Based on this evidence, we propose a potential mechanism for isolated upright reflux and the relationship to proximal reflux events. The manometrically normal LES (lowest GEJ diameter and compliance) functions as an antireflux barrier to prevent reflux regardless of body position (Fig. 4, upper row). Through the low-compliance LES with a small GEJ diameter, air is vented (belching) with the aid of the transient lower esophageal sphincter relaxation (TLESR) mechanism. Upright reflux patients (intermediate GEJ diameter and compliance) have a competent LES in the supine position and the intrathoracic LES functions as a barrier to reflux; however, in the upright position the intragastric air rushes cephalad and the resultant gastric distention triggers relaxation of the intrathoracic portion of LES via stretch receptors in the stomach. In addition, there is likely a mechanical component related to the decreased valve yield pressure secondary to loss of the intra-abdominal portion of the LES. With air in the proximal stomach in the upright position, the LES is “pried” open with small increases in intra-abdominal or intragastric pressure. Through this intermediate GEJ diameter, gastric contents are aerosolized secondary to the pressurized and accumulated air and thus more likely to deliver mixed gas–liquid into the proximal esophagus or hypopharynx (Fig. 4, middle row). Bipositional reflux patients, especially when reflux events occur predominantly in the supine position, have a completely defective LES with a large GEJ diameter, which enables unpressurized fluid to flow freely into the esophagus regardless of body position, and this sometimes reaches the proximal esophagus or hypopharynx with increases in intra-abdominal pressure (e.g., belching, coughing) or when patients are in the supine position (Fig. 4, bottom row). This hypothesis is further supported by the data that the composition of proximal reflux was more likely to be mixed gas–liquid in the isolated upright reflux patients compared to liquid in especially the SBR patients (Fig. 3d).

Fig. 4
figure 4

Proposed mechanisms of position-related reflux (isolated upright reflux vs. bipositional reflux) and proximal reflux events

There are limitations to the present study. In this study, objective assessment of symptoms using validated questionnaires was not performed. However, the detail and degree of clinical symptoms were meticulously obtained by personal interview at clinic and precisely recorded. In addition, our clinical practice is weighted toward those with LPR symptoms who have undergone MII to evaluate the proximity of reflux events, and this may be associated with selection bias. However, we defined position-related reflux patterns based solely on pH testing and therefore clinical symptoms would be unlikely to affect the manometric measurements of LES structure. Finally, because many upright reflux patients had a normal DeMeester score, it is possible that patients without pathologic reflux were included in the data set, leading to selection bias. This is unlikely because the prevalence of esophageal mucosal injury was similar between groups. In addition, upright reflux patients had a similar number of proximal reflux events compared to bipositional reflux patients, suggesting a different pathologic mechanism.
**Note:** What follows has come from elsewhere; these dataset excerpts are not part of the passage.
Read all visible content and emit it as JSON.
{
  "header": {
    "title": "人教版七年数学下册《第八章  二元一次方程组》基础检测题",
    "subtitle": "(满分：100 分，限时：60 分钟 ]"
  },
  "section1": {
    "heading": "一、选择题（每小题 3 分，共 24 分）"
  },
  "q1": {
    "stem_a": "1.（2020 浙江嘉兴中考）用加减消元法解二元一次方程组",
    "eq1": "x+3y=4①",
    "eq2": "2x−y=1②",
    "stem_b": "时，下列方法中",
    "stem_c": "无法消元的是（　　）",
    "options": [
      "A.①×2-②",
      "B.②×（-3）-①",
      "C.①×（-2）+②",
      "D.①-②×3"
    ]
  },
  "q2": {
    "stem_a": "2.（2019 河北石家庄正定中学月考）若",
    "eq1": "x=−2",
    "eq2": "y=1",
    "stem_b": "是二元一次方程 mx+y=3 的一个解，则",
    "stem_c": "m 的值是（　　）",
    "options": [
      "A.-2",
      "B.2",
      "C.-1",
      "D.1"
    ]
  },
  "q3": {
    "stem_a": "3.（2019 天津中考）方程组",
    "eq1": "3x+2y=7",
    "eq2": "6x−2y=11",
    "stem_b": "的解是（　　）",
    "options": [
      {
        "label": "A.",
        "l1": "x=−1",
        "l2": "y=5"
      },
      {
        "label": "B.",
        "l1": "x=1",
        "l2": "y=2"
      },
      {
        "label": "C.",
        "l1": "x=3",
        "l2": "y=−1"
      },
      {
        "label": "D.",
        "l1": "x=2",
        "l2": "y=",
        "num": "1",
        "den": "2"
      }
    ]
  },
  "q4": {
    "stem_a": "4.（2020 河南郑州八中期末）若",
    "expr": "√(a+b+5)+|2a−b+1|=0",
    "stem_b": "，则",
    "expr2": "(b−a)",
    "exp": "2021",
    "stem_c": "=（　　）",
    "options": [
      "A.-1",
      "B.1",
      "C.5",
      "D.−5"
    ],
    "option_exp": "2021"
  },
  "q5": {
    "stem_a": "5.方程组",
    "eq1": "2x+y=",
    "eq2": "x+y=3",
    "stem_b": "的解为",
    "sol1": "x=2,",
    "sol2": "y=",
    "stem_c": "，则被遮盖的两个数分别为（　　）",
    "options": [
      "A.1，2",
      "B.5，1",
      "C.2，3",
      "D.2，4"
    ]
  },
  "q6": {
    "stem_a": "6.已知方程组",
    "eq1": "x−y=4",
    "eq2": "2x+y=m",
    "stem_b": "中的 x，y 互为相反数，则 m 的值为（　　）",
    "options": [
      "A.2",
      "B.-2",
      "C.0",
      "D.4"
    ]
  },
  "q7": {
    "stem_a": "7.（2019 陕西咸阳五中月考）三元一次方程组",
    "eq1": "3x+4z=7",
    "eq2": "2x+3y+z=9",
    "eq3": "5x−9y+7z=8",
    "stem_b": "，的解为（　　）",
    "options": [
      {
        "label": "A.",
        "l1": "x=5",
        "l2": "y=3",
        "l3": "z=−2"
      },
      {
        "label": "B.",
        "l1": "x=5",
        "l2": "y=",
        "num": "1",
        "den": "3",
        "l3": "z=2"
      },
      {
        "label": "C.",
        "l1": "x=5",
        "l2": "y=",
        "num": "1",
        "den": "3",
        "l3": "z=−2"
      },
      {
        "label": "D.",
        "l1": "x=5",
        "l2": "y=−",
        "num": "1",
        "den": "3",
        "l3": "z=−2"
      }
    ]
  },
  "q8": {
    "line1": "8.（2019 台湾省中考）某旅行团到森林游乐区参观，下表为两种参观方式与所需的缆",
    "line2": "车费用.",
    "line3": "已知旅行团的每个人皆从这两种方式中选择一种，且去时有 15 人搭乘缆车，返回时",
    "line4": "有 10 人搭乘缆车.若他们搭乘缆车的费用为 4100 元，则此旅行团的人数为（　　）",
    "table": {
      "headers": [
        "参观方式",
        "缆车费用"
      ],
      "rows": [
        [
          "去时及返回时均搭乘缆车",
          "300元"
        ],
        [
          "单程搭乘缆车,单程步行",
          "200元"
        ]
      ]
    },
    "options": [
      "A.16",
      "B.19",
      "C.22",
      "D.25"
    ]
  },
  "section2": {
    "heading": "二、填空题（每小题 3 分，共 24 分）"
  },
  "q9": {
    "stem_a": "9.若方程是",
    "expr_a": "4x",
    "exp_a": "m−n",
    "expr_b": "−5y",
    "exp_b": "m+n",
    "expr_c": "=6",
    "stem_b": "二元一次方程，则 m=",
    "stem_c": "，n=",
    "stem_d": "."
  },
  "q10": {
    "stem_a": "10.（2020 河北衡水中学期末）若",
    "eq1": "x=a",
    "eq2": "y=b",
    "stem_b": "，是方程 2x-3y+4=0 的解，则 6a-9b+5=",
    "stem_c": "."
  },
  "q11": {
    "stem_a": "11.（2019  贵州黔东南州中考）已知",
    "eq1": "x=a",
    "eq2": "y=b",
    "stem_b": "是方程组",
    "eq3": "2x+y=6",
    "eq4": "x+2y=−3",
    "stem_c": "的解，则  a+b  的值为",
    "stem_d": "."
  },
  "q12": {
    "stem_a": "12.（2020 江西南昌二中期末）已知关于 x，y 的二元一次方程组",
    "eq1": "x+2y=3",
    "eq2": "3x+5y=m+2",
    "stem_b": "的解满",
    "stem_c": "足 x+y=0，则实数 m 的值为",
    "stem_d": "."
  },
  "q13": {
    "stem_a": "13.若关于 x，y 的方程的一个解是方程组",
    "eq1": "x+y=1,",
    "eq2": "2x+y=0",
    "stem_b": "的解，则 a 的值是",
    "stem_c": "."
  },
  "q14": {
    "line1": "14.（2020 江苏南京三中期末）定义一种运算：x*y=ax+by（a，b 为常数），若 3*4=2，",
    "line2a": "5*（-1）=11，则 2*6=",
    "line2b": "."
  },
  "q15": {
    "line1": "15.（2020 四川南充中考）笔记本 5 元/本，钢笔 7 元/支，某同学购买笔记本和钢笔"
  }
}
In conclusion, position change from supine to upright resulted in a reduction of LES pressure and length. Both isolated upright and bipositional reflux patients have abnormal proximal reflux events, likely by different mechanisms. Symptomatic upright reflux is associated with GERD and/or LPR and can frequently occur in the face of negative pH testing. Bipositional HRM should be incorporated into esophageal physiology testing in order to identify a defective LES, especially in isolated upright reflux patients, as it requires only five additional swallows in the upright position.